Databricks Community

drag7ter · ‎01-21-2025

From time to time we have these erors in scheduled PROD runs. It happens when job starts and tries to create one time cluster. It happens 1 time from 10-20 runs and we are not able to identify the root cause, as all network connectivity is fine, some other jobs works fine at the same time. Why does it happen? Seems some bugs in Databricks during cluster creation?

Job's one time cluster config:

job_clusters:
  - job_cluster_key: my_cluster
    new_cluster:
      cluster_name: ""
      spark_version: 15.4.x-scala2.12
      spark_conf:
        spark.databricks.cluster.profile: singleNode
        spark.master: local[*, 4]
      aws_attributes:
        first_on_demand: 1
        availability: SPOT_WITH_FALLBACK
        zone_id: eu-west-1b
        spot_bid_price_percent: 100
      node_type_id: m5d.4xlarge
      driver_node_type_id: m5d.4xlarge
      custom_tags:
        ResourceClass: SingleNode
      enable_elastic_disk: true
      data_security_mode: SINGLE_USER
      runtime_engine: STANDARD
      num_workers: 0

The error we get, impacts out PROD runs and this is really annoying:

run failed with error message
 Cluster '0120-205753-51ldqtu1' was terminated. Reason: BOOTSTRAP_TIMEOUT (SERVICE_FAULT). Parameters: databricks_error_message:[id: InstanceId(i-0a8e2c9776c79e66d), status: INSTANCE_INITIALIZING, workerEnvId:WorkerEnvId(workerenv-3386680009775160-1371cfd7-90c5-4a02-84fd-eedf9d7fa269), lastStatusChangeTime: 1737406707396, groupIdOpt Some(0),requestIdOpt Some(0120-205753-51ldqtu1-a444ac40-a32d-4c63-b),version 1] with threshold 700 seconds timed out after 703368 milliseconds. Instance bootstrap inferred timeout reason: UnknownReason. Please check network connectivity from the data plane to the control plane., instance_id:i-0a8e2c9776c79e66d.
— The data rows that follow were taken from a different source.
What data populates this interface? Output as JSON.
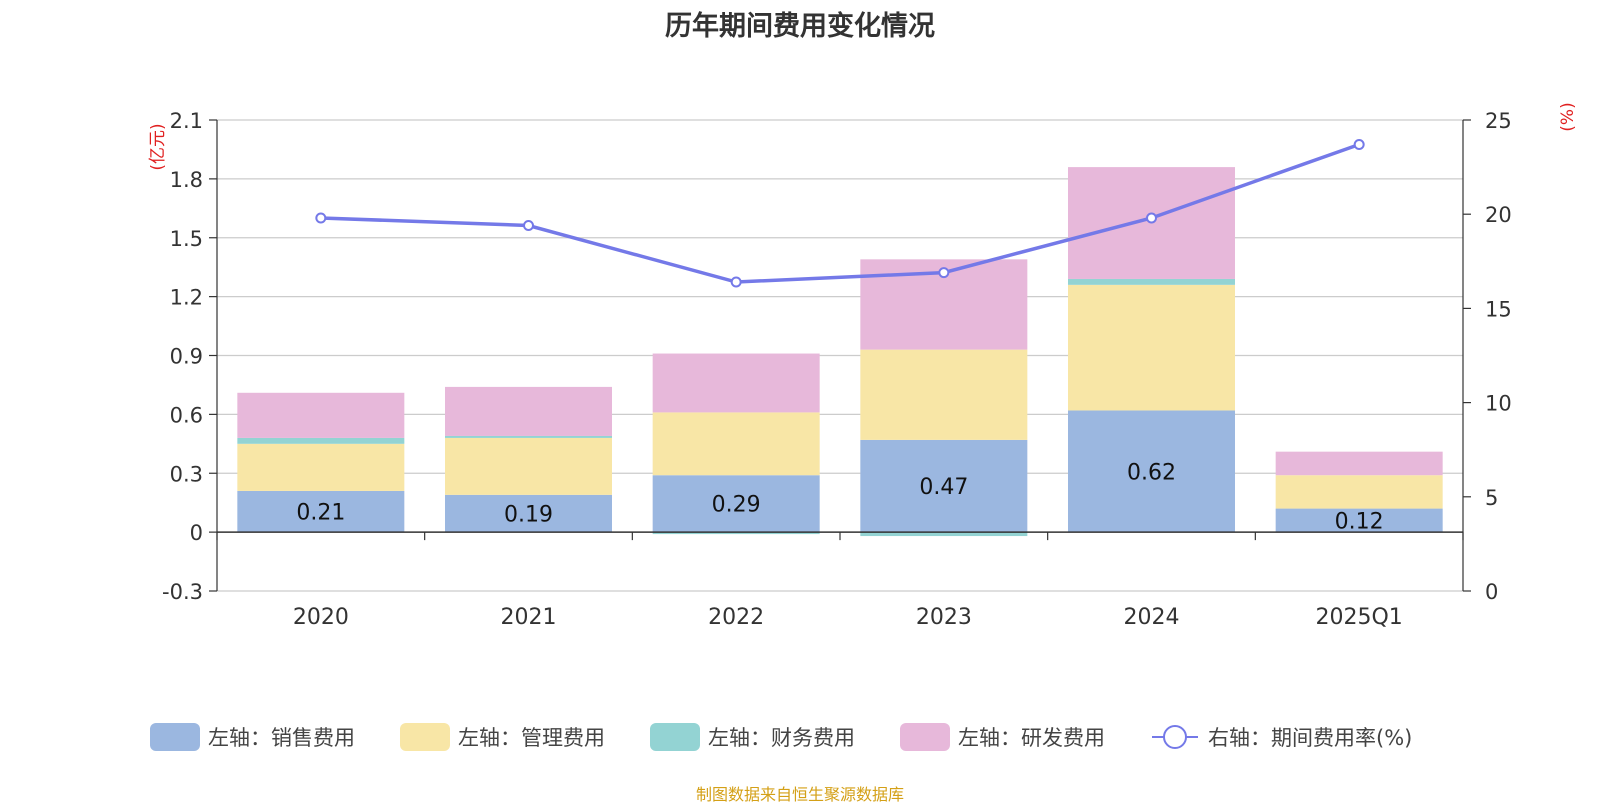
{
  "chart_data": {
    "type": "bar",
    "title": "历年期间费用变化情况",
    "categories": [
      "2020",
      "2021",
      "2022",
      "2023",
      "2024",
      "2025Q1"
    ],
    "left_axis": {
      "unit_label": "(亿元)",
      "ticks": [
        "2.1",
        "1.8",
        "1.5",
        "1.2",
        "0.9",
        "0.6",
        "0.3",
        "0",
        "-0.3"
      ],
      "ylim": [
        -0.3,
        2.1
      ]
    },
    "right_axis": {
      "unit_label": "(%)",
      "ticks": [
        "25",
        "20",
        "15",
        "10",
        "5",
        "0"
      ],
      "ylim": [
        0,
        25
      ]
    },
    "series": [
      {
        "name": "左轴：销售费用",
        "type": "bar",
        "stack": "left",
        "color": "#9bb7e0",
        "values": [
          0.21,
          0.19,
          0.29,
          0.47,
          0.62,
          0.12
        ],
        "labels": [
          "0.21",
          "0.19",
          "0.29",
          "0.47",
          "0.62",
          "0.12"
        ]
      },
      {
        "name": "左轴：管理费用",
        "type": "bar",
        "stack": "left",
        "color": "#f8e6a6",
        "values": [
          0.24,
          0.29,
          0.32,
          0.46,
          0.64,
          0.17
        ]
      },
      {
        "name": "左轴：财务费用",
        "type": "bar",
        "stack": "left",
        "color": "#93d3d3",
        "values": [
          0.03,
          0.01,
          -0.01,
          -0.02,
          0.03,
          0.0
        ]
      },
      {
        "name": "左轴：研发费用",
        "type": "bar",
        "stack": "left",
        "color": "#e7b8da",
        "values": [
          0.23,
          0.25,
          0.3,
          0.46,
          0.57,
          0.12
        ]
      },
      {
        "name": "右轴：期间费用率(%)",
        "type": "line",
        "axis": "right",
        "color": "#7479e8",
        "values": [
          19.8,
          19.4,
          16.4,
          16.9,
          19.8,
          23.7
        ]
      }
    ],
    "grid": true,
    "legend_position": "bottom"
  },
  "footer": {
    "source": "制图数据来自恒生聚源数据库"
  }
}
What does it mean Unknown Reason?

Do you know how we could fix this? all network connectivity is fine.

NandiniN · ‎01-31-2025

The error message "BOOTSTRAP_TIMEOUT (SERVICE_FAULT)" indicates that the cluster was terminated because it took too long to initialize. This can happen due to various reasons, including network connectivity issues between the data plane and the control plane, or issues with the cloud provider's infrastructure.
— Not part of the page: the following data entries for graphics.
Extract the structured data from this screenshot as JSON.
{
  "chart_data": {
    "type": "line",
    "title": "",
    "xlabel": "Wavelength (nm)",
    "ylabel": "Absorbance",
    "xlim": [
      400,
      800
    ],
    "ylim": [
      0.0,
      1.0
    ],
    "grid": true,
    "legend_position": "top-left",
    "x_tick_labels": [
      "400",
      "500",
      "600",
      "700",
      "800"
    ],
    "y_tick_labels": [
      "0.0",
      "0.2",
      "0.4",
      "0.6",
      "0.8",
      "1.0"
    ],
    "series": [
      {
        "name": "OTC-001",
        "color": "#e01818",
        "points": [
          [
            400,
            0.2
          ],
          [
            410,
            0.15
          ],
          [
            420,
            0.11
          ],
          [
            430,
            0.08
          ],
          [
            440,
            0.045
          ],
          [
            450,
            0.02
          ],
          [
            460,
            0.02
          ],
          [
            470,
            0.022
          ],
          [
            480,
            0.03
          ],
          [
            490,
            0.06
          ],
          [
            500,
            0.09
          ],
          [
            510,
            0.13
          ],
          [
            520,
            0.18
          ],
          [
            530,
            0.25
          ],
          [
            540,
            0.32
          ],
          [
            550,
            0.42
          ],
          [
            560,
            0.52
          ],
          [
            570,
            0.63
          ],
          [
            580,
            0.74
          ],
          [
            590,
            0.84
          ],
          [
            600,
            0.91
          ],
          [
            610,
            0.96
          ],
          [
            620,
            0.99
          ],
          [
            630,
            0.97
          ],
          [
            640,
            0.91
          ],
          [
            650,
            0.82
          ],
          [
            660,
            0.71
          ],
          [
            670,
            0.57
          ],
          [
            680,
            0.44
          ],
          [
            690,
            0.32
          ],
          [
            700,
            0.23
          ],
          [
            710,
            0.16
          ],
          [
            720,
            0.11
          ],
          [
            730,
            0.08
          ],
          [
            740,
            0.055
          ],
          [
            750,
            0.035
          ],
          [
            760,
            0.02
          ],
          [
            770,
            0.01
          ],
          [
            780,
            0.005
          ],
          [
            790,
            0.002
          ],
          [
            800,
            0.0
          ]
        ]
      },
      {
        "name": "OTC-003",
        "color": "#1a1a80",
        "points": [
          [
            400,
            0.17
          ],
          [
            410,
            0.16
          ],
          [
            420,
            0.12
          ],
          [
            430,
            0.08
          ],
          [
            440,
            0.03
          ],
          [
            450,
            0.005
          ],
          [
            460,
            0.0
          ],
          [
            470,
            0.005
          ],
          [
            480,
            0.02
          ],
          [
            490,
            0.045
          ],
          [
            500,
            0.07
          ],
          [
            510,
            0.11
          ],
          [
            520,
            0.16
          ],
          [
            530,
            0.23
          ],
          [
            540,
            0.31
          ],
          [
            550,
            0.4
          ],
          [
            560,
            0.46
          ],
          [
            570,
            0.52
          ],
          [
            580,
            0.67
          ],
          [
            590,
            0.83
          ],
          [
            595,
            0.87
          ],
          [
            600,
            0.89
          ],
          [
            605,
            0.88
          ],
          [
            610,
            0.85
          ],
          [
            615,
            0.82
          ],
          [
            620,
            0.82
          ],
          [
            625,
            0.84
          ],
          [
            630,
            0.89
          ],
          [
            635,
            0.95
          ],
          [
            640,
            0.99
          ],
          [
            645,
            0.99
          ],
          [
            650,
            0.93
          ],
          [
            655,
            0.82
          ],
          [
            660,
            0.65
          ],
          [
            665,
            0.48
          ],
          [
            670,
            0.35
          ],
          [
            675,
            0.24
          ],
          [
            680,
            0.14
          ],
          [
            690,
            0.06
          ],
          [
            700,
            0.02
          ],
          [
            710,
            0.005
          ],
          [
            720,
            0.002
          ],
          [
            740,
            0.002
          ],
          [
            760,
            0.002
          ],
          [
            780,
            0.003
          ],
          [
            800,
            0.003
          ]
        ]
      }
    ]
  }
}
Given the intermittent nature of the issue (1 in 10-20 runs), it might be challenging to pinpoint the exact cause. Monitoring the infrastructure and keeping track of when the errors occur can help identify any patterns or recurring issues.

I would suggest debugging it right when the issue is seen and checking all the logs and also check from the cloud provider.